Ayala prepares sale of railway and energy assets
The conglomerate Ayala Corp. will divest of the remaining thermal power businesses, its stake in Line 1 light rail and other passive investments under AC Ventures, as well as other non-core assets by 2023 as part of a plan to raise $1 billion through asset sales.
Ayala’s chairman and chief executive, Fernando Zobel de Ayala, told the annual shareholders’ meeting on Friday that the conglomerate would use proceeds from the sale of assets to fund future investments, reduce debt and strengthen its balance sheet.
Ayala in March 2022 had completed 61% or $614 million from the sale of assets, including a partial divestiture of Manila Water Co., a stake in GNPower Kauswaganthe and secondary shares in AC Energy to Singapore wealth fund GIC .
The conglomerate reinvested $360 million of the proceeds to buy back shares of the company as well as the real estate unit Ayala Land Inc.
As Ayala sells off some of its non-core assets, it is increasing its investments in emerging companies, AC Health and AC Logistics Holdings Corp., in a bid to develop new revenue streams.
“We aim to establish a meaningful presence in healthcare and logistics, two industries that are undergoing critical transformation,” Zobel said.
He said the two industries are highly fragmented, making them ripe for possible industry consolidation.
The conglomerate has allocated 12 billion pesos to AC Health since 2015 to build a portfolio of assets in primary care and multi-specialty clinics, hospitals, retail pharmacy, pharmaceutical distribution and telehealth.
AC Health, which is currently building the country’s first cancer hospital, is expected to reach profitability this year and close to 1 billion pesos in net income by 2025.
In the field of logistics, the group announced its intention to develop an end-to-end platform to meet the supply chain requirements of various industries.
Ayala signed an agreement in November to acquire a 60% stake in the Air21 group for 6 billion pesos.
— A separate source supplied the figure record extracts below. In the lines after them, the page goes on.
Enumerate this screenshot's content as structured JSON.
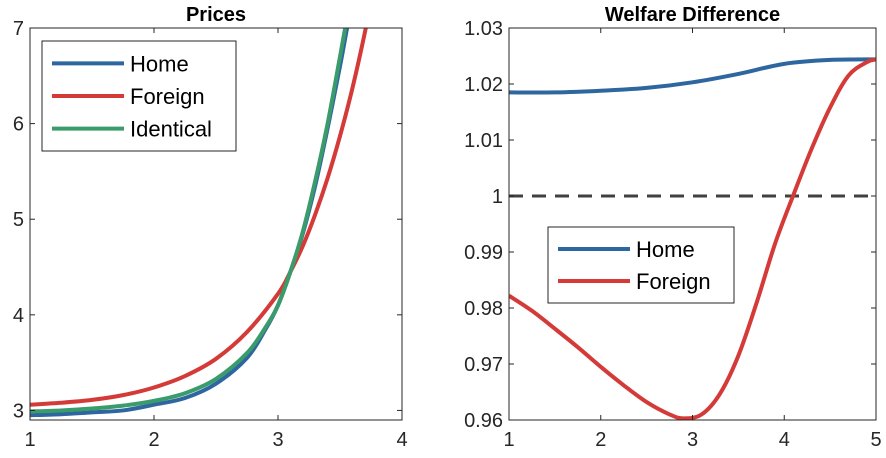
{
  "chart_data": [
    {
      "type": "line",
      "title": "Prices",
      "xlabel": "",
      "ylabel": "",
      "xlim": [
        1,
        4
      ],
      "ylim": [
        2.9,
        7
      ],
      "xticks": [
        1,
        2,
        3,
        4
      ],
      "xtick_labels": [
        "1",
        "2",
        "3",
        "4"
      ],
      "yticks": [
        3,
        4,
        5,
        6,
        7
      ],
      "ytick_labels": [
        "3",
        "4",
        "5",
        "6",
        "7"
      ],
      "legend": {
        "placement": "top-left",
        "entries": [
          "Home",
          "Foreign",
          "Identical"
        ]
      },
      "series": [
        {
          "name": "Home",
          "color": "#2E67A0",
          "x": [
            1,
            1.25,
            1.5,
            1.75,
            2,
            2.25,
            2.5,
            2.75,
            2.9,
            3,
            3.1,
            3.2,
            3.3,
            3.4,
            3.5,
            3.55,
            3.6
          ],
          "y": [
            2.95,
            2.96,
            2.98,
            3.0,
            3.06,
            3.13,
            3.28,
            3.55,
            3.85,
            4.1,
            4.45,
            4.85,
            5.35,
            5.95,
            6.6,
            6.95,
            7.3
          ]
        },
        {
          "name": "Foreign",
          "color": "#D33A38",
          "x": [
            1,
            1.25,
            1.5,
            1.75,
            2,
            2.25,
            2.5,
            2.75,
            3,
            3.1,
            3.2,
            3.3,
            3.4,
            3.5,
            3.6,
            3.7,
            3.75
          ],
          "y": [
            3.06,
            3.08,
            3.11,
            3.16,
            3.24,
            3.36,
            3.54,
            3.82,
            4.22,
            4.45,
            4.72,
            5.05,
            5.43,
            5.87,
            6.37,
            6.95,
            7.3
          ]
        },
        {
          "name": "Identical",
          "color": "#3A9B6B",
          "x": [
            1,
            1.25,
            1.5,
            1.75,
            2,
            2.25,
            2.5,
            2.75,
            2.9,
            3,
            3.1,
            3.2,
            3.3,
            3.4,
            3.5,
            3.55,
            3.6
          ],
          "y": [
            2.99,
            3.0,
            3.02,
            3.05,
            3.1,
            3.18,
            3.33,
            3.6,
            3.87,
            4.1,
            4.45,
            4.87,
            5.4,
            6.0,
            6.7,
            7.05,
            7.3
          ]
        }
      ]
    },
    {
      "type": "line",
      "title": "Welfare Difference",
      "xlabel": "",
      "ylabel": "",
      "xlim": [
        1,
        5
      ],
      "ylim": [
        0.96,
        1.03
      ],
      "xticks": [
        1,
        2,
        3,
        4,
        5
      ],
      "xtick_labels": [
        "1",
        "2",
        "3",
        "4",
        "5"
      ],
      "yticks": [
        0.96,
        0.97,
        0.98,
        0.99,
        1,
        1.01,
        1.02,
        1.03
      ],
      "ytick_labels": [
        "0.96",
        "0.97",
        "0.98",
        "0.99",
        "1",
        "1.01",
        "1.02",
        "1.03"
      ],
      "reference_line": {
        "y": 1,
        "style": "dashed",
        "color": "#404040"
      },
      "legend": {
        "placement": "center-left",
        "entries": [
          "Home",
          "Foreign"
        ]
      },
      "series": [
        {
          "name": "Home",
          "color": "#2E67A0",
          "x": [
            1,
            1.5,
            2,
            2.5,
            3,
            3.5,
            4,
            4.5,
            5
          ],
          "y": [
            1.0185,
            1.0185,
            1.0188,
            1.0193,
            1.0203,
            1.0218,
            1.0236,
            1.0243,
            1.0244
          ]
        },
        {
          "name": "Foreign",
          "color": "#D33A38",
          "x": [
            1,
            1.25,
            1.5,
            1.75,
            2,
            2.25,
            2.5,
            2.75,
            2.9,
            3.1,
            3.3,
            3.5,
            3.7,
            3.9,
            4.1,
            4.3,
            4.5,
            4.7,
            4.9,
            5
          ],
          "y": [
            0.9822,
            0.9795,
            0.9763,
            0.973,
            0.9695,
            0.9662,
            0.9632,
            0.961,
            0.9603,
            0.961,
            0.9647,
            0.9715,
            0.981,
            0.9915,
            1.0002,
            1.0085,
            1.0158,
            1.0215,
            1.0239,
            1.0244
          ]
        }
      ]
    }
  ]
}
The deal is expected to be finalized by the first half.
The group hopes the next administration will focus on driving and accelerating the post-pandemic economic recovery by easing the plight of those who have been heavily affected by the pandemic and creating jobs.
“We believe that regardless of the next leader, accelerating economic recovery will be a priority, and we have seen this clearly in our interactions with candidates. Our group has always aligned its strategic priorities with the development agenda. national, and we look forward to working with the next administration,” the conglomerate said.